I thanked her for her time and for validating my decision to stop.  As disappointing as it is to stop so early, unless I am prepared to manage an injury, lose training time, miss out on running with the partners and clients I look forward to running with each week,  I know better than to run though significant inflammation and pain.

It is now Tuesday. I rested with one mile Sunday and three miles on Monday. I am already back to 9+ miles in the morning with hill repeats and plan for speed tomorrow.  Pain is now only fading soreness and tightness that is subsiding and clearly resolving.

Ego may be bruised, by I saved my achilles and saved my Fall training cycle. So overall a I got a really solid 33 mile LR and successfully avoided an injury and down time.  Not a bad day.


  1. Smart girl, listening to your body like that. You SO right that we have to pick and choose what races are important enough to push through pain and risk being setback. And yes, SOME races are worth that, but most are not. I think you and I are alike in that we take a lot of joy out of training and racing casually/for fun. Of course, it's nice to have goal races to validate the training and to constantly improve, but the process is just as exciting as the destination/goal.

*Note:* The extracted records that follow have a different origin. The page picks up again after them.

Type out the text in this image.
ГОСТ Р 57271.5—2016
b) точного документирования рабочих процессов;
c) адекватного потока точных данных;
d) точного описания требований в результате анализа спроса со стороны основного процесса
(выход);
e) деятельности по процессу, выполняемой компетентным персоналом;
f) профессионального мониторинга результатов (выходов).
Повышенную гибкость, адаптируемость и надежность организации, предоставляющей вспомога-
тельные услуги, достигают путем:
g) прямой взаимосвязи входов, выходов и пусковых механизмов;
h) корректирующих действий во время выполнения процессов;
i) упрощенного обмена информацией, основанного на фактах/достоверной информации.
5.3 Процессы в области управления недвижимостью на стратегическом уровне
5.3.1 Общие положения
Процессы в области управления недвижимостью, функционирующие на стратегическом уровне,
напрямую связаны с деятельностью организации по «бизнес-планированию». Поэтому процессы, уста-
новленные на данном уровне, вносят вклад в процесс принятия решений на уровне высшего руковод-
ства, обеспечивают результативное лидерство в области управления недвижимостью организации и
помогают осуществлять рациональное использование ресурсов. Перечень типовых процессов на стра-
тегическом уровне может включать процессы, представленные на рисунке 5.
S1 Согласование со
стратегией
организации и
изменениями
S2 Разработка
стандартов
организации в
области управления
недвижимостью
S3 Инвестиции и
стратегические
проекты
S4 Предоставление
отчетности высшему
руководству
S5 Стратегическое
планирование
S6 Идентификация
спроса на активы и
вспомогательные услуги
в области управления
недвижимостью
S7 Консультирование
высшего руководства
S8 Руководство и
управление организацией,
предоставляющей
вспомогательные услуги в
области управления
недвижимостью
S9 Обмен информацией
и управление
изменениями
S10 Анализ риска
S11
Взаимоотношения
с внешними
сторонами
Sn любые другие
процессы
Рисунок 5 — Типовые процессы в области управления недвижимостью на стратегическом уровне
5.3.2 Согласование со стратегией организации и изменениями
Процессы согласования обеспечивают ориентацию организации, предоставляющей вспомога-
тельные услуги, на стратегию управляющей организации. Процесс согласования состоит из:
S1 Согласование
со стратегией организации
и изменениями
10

    From FB, I know that your achilles problems are at bay, and I'm glad for that. Your decision was def the best one! Keep the good work. You are doing AWESOME!

    1. Thank you! We are a lot alike :) It is hard to step off the course. heartbreaking but it was the right choice :)

  2. I take ibuprofen (Advil), an NSAID, for inflammation during a race. I take acetaminophen (Tylenol), an analgesic and antipyretic, for headache or fever (not during a race). I feel that ibuprofen is not good for me, so I break a 200 mg tablet into 50 mg pieces and only take enough (every 15 minutes or so) to allow me to continue the race. I rarely need it, but as I get older, I find that I need it more often. One or two 50 mg pieces are usually sufficient. I recovery more quickly if I don’t have to take anything at all.